En l’espèce, l’intéressé produit notamment pour justifier de son état civil :
. En pièce numéro 11, une copie d’un document intitulé « birth registration certificate », traduit en français, sur lequel est apposé un tampon « attested » le 10 octobre 2016 par [H] [P] [T], du ministère des affaires étrangères à [Localité 4] (Pakistan) ;
. En pièce numéro 23, une copie d’un document intitulé « birth registration certificate », non traduit, sur lequel sont apposés un tampon « attested » le 10 octobre 2016 par [H] [P] [T], du ministère des affaires étrangères à [Localité 4] (Pakistan) et un second tampon « signature attested » le 15 avril 2023 par le chef de la section consulaire de l’ambassade du Pakistan en France.
Cette légalisation a ainsi été apposée après le 31 décembre 2022 et avant l’adoption des nouveaux textes.

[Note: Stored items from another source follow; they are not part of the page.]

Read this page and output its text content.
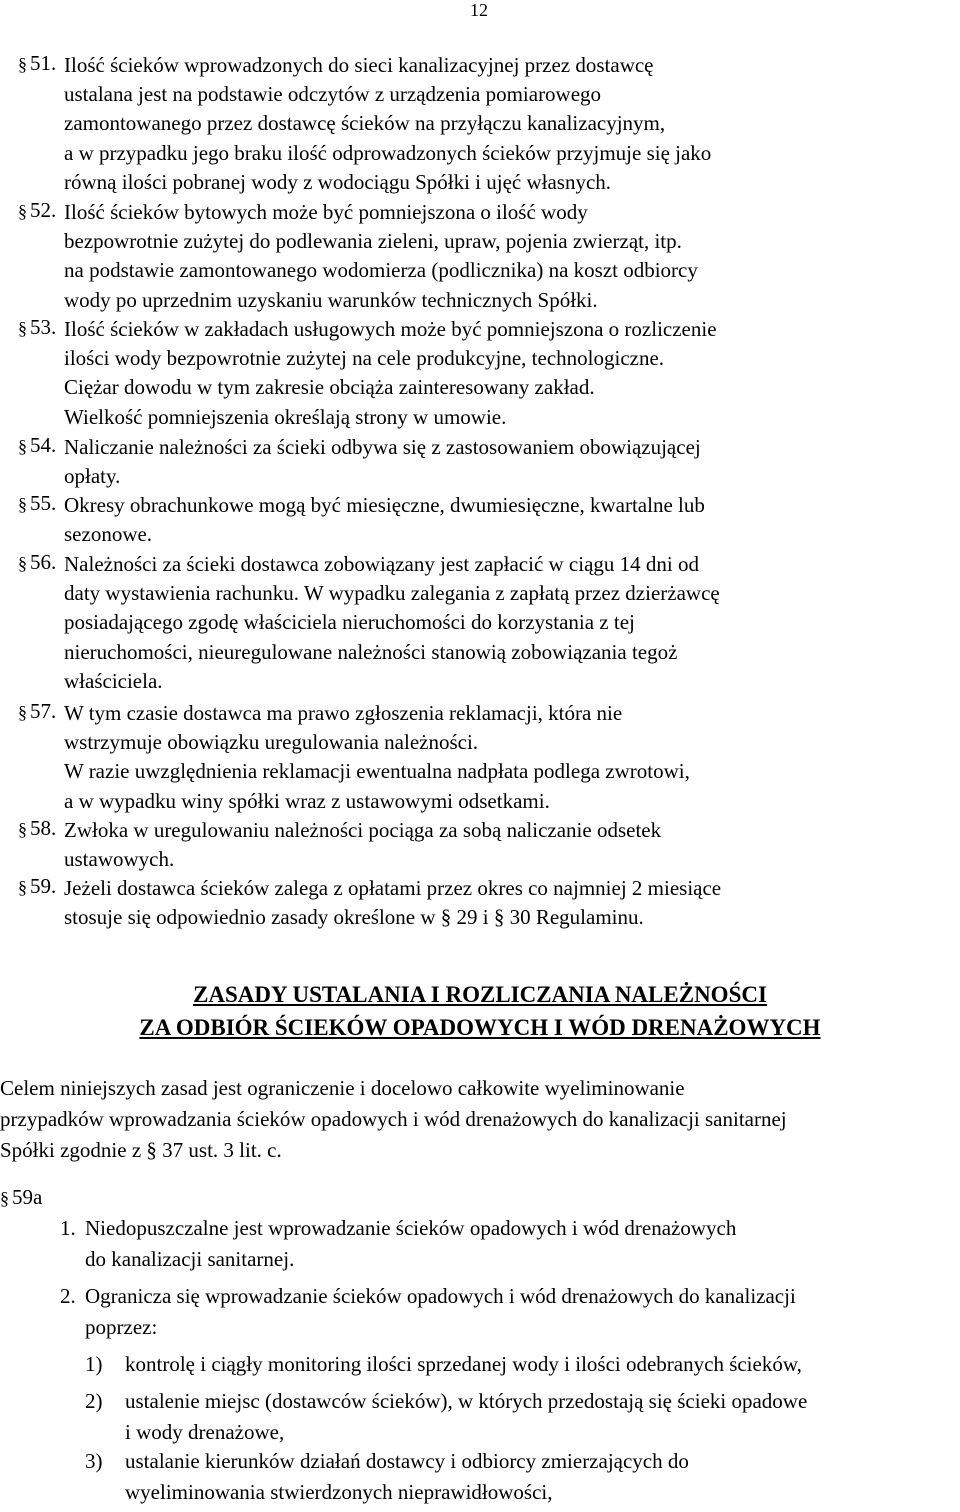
12
§ 51. Ilość ścieków wprowadzonych do sieci kanalizacyjnej przez dostawcę
ustalana jest na podstawie odczytów z urządzenia pomiarowego
zamontowanego przez dostawcę ścieków na przyłączu kanalizacyjnym,
a w przypadku jego braku ilość odprowadzonych ścieków przyjmuje się jako
równą ilości pobranej wody z wodociągu Spółki i ujęć własnych.
§ 52. Ilość ścieków bytowych może być pomniejszona o ilość wody
bezpowrotnie zużytej do podlewania zieleni, upraw, pojenia zwierząt, itp.
na podstawie zamontowanego wodomierza (podlicznika) na koszt odbiorcy
wody po uprzednim uzyskaniu warunków technicznych Spółki.
§ 53. Ilość ścieków w zakładach usługowych może być pomniejszona o rozliczenie
ilości wody bezpowrotnie zużytej na cele produkcyjne, technologiczne.
Ciężar dowodu w tym zakresie obciąża zainteresowany zakład.
Wielkość pomniejszenia określają strony w umowie.
§ 54. Naliczanie należności za ścieki odbywa się z zastosowaniem obowiązującej
opłaty.
§ 55. Okresy obrachunkowe mogą być miesięczne, dwumiesięczne, kwartalne lub
sezonowe.
§ 56. Należności za ścieki dostawca zobowiązany jest zapłacić w ciągu 14 dni od
daty wystawienia rachunku. W wypadku zalegania z zapłatą przez dzierżawcę
posiadającego zgodę właściciela nieruchomości do korzystania z tej
nieruchomości, nieuregulowane należności stanowią zobowiązania tegoż
właściciela.
§ 57. W tym czasie dostawca ma prawo zgłoszenia reklamacji, która nie
wstrzymuje obowiązku uregulowania należności.
W razie uwzględnienia reklamacji ewentualna nadpłata podlega zwrotowi,
a w wypadku winy spółki wraz z ustawowymi odsetkami.
§ 58. Zwłoka w uregulowaniu należności pociąga za sobą naliczanie odsetek
ustawowych.
§ 59. Jeżeli dostawca ścieków zalega z opłatami przez okres co najmniej 2 miesiące
stosuje się odpowiednio zasady określone w § 29 i § 30 Regulaminu.
ZASADY USTALANIA I ROZLICZANIA NALEŻNOŚCI
ZA ODBIÓR ŚCIEKÓW OPADOWYCH I WÓD DRENAŻOWYCH
Celem niniejszych zasad jest ograniczenie i docelowo całkowite wyeliminowanie
przypadków wprowadzania ścieków opadowych i wód drenażowych do kanalizacji sanitarnej
Spółki zgodnie z § 37 ust. 3 lit. c.
§ 59a
1. Niedopuszczalne jest wprowadzanie ścieków opadowych i wód drenażowych
do kanalizacji sanitarnej.
2. Ogranicza się wprowadzanie ścieków opadowych i wód drenażowych do kanalizacji
poprzez:
1) kontrolę i ciągły monitoring ilości sprzedanej wody i ilości odebranych ścieków,
2) ustalenie miejsc (dostawców ścieków), w których przedostają się ścieki opadowe
i wody drenażowe,
3) ustalanie kierunków działań dostawcy i odbiorcy zmierzających do
wyeliminowania stwierdzonych nieprawidłowości,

Elle relève dès lors de la coutume internationale.
Force est de constater que cette légalisation n’est pas conforme au principe de la double légalisation, issu de l’usage international, en ce qu’elle émane de l’ambassade du Pakistan en France, et non de l’ambassade de France au Pakistan, et ce, alors que le Pakistan ne figure pas et n’a jamais figuré sur l’annexe 8.
N’étant pas valablement légalisé, et alors qu’une légalisation irrégulière équivaut à une absence de légalisation, cet acte de naissance ne peut produire effet en France.
Ainsi, sans qu’il y ait lieu d’examiner les autres moyens soulevés par le ministère public, il en découle que M. [J] [F] ne justifie pas d’un état civil certain et partant, de sa minorité à la date de la souscription de sa déclaration acquisitive de nationalité française.
Or, nul ne peut se voir reconnaître la nationalité française, à quelque titre et sur quelque fondement que ce soit, s’il ne justifie pas de façon certaine de son état civil par la production d’un acte de naissance répondant aux exigences de l’article 47 du code civil.
Il s’ensuit que M. [J] [F] ne peut prétendre à la nationalité française. Il sera dès lors débouté de ses demandes et son extranéité sera constatée. L’apposition de la mention prévue par l’article 28 du code civil sera par ailleurs ordonnée.
Sur les autres demandes
Succombant, M. [J] [F] supportera la charge des dépens. Il ne peut dès lors prétendre à une indemnité au titre de l’article 700 du code de procédure civile.
PAR CES MOTIFS,
Le tribunal,
Statuant publiquement, par jugement contradictoire, mis à disposition et en premier ressort,
Constate que le récépissé prévu par l’article 1043 devenu 1040 du code de procédure civile a été délivré ;
Déboute Monsieur [J] [F] de l’intégralité de ses demandes, y compris de sa demande au titre de l’article 700 du code de procédure civile ;
Constate l’extranéité de Monsieur [J] [F], se disant né le 5 février 2003 à [Localité 8] (Pakistan);
Ordonne la mention prévue par l’article 28 du code civil ;
Condamne Monsieur [J] [F] aux dépens.